Тем временем из Петровска пришло военное судно «Меркурий» с командой из офицеров, с которого сообщили, что из Ашура предположено на днях сделать базу флота. Тогда я, видя, что наше положение ухудшается, сам назначил время, в которое решил, во что бы то ни стало, покончить с неопределенным положением. Я заявил команде, что во время ужина офицеры должны быть арестованы, и чтобы команда к этому времени явилась за винтовками, которые хранились в кубрике и в погребе 1-го орудия. В назначенный мною срок ко мне пришли лишь те, которых я и раньше знал как преданных советской власти. Это были Илья Волосов, Мартын Кейстнер, Евгений Локтев, Александр Алямовский, Михаил Панов, Константин Румянцев, Зайцев, Незлобии и Рогазанов. Когда я вошел в кают-компанию и объявил им, что офицеры арестованы и что мы уходим к большевикам, из них никто не только что не стрелял, но даже не сделал попытки, к какому бы то ни было сопротивлению. Все они струсили: командир, например, заплакал и просил пожалеть его жену и 4 детей. Выражение же лиц остальных было далеко не такое воинственное, какое мы привыкли видеть у них до этого. У командира я отобрал оперативный шифр и опознавательные судов на март месяц. Так как воззвание т. Раскольникова было в очень гуманном духе, то я нашел, что поступлю правильно, предоставив офицерам выбор идти с нами или оставаться. В последнем случае мы решили их, по выходе в море, высадить на лайбу, которая находилась у нас в то время под бортом. С нами согласился идти только один из офицеров – прапорщик по механической части Вильгельм Гольц.
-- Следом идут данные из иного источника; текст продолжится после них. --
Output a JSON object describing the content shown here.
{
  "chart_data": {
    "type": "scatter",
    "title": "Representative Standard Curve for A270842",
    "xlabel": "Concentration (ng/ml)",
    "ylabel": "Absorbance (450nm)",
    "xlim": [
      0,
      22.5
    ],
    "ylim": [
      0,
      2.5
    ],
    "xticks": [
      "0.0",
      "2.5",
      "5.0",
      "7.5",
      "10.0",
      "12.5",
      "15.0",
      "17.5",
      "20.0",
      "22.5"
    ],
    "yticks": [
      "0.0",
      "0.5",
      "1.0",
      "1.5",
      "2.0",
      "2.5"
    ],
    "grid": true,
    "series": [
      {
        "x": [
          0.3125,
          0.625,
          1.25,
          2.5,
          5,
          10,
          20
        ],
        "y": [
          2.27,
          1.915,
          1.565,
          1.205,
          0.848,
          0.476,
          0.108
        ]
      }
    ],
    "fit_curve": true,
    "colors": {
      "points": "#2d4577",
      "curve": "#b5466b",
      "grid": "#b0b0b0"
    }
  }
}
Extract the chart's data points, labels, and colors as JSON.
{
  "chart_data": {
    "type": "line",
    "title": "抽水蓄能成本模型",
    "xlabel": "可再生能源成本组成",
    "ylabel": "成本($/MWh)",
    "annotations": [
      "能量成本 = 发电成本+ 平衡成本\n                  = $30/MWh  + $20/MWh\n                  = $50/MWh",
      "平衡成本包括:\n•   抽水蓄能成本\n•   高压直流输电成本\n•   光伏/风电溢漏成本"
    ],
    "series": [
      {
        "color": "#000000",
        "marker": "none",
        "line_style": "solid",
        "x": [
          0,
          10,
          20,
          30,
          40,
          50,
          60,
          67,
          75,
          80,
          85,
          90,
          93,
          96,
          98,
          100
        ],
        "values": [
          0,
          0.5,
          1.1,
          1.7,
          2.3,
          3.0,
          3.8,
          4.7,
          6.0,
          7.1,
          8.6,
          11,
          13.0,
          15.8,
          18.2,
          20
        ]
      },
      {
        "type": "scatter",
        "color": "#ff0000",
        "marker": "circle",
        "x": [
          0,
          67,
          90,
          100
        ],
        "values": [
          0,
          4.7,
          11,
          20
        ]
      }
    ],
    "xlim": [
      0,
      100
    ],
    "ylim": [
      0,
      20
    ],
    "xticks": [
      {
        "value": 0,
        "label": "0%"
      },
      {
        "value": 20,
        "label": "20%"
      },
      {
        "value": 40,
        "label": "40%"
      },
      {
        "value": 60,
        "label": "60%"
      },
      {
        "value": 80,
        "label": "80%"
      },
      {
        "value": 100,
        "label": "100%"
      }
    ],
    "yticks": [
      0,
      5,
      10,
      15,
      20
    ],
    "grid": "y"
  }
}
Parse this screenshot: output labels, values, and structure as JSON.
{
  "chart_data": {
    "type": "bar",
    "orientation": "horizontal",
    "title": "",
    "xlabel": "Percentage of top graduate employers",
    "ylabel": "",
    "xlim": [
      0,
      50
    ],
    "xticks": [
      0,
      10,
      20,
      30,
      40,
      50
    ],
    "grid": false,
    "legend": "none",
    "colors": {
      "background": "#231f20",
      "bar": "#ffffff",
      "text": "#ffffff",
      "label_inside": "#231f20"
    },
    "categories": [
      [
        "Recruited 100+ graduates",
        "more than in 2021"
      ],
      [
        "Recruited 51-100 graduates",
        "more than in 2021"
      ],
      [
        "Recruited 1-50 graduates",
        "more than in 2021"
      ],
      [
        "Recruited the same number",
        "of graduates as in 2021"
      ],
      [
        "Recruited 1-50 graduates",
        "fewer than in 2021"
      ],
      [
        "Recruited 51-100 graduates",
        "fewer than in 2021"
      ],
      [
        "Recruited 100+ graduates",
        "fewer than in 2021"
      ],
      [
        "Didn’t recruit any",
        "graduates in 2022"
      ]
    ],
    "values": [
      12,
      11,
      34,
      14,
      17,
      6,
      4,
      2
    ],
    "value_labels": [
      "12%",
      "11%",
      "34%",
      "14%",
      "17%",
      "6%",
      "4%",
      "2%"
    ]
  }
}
Никто из офицеров не был чем-либо оскорблен, ни одна нитка из принадлежащих им вещей не была взята командой. Хотя некоторые из матросов и настаивали на расправе с офицерами, но им не было позволено это. Я потребовал от команды абсолютного подчинения мне, она изъявила согласие. Когда мы покончили с арестом офицеров, я приказал спустить шлюпку, пойти на «Часового» и передать его команде, чтобы она арестовала своего командира и приготовилась к отходу, а также отправиться на Ашур и взять оттуда нашего радиотелеграфиста, который принимал в то время там телеграммы, и привезти его на судно.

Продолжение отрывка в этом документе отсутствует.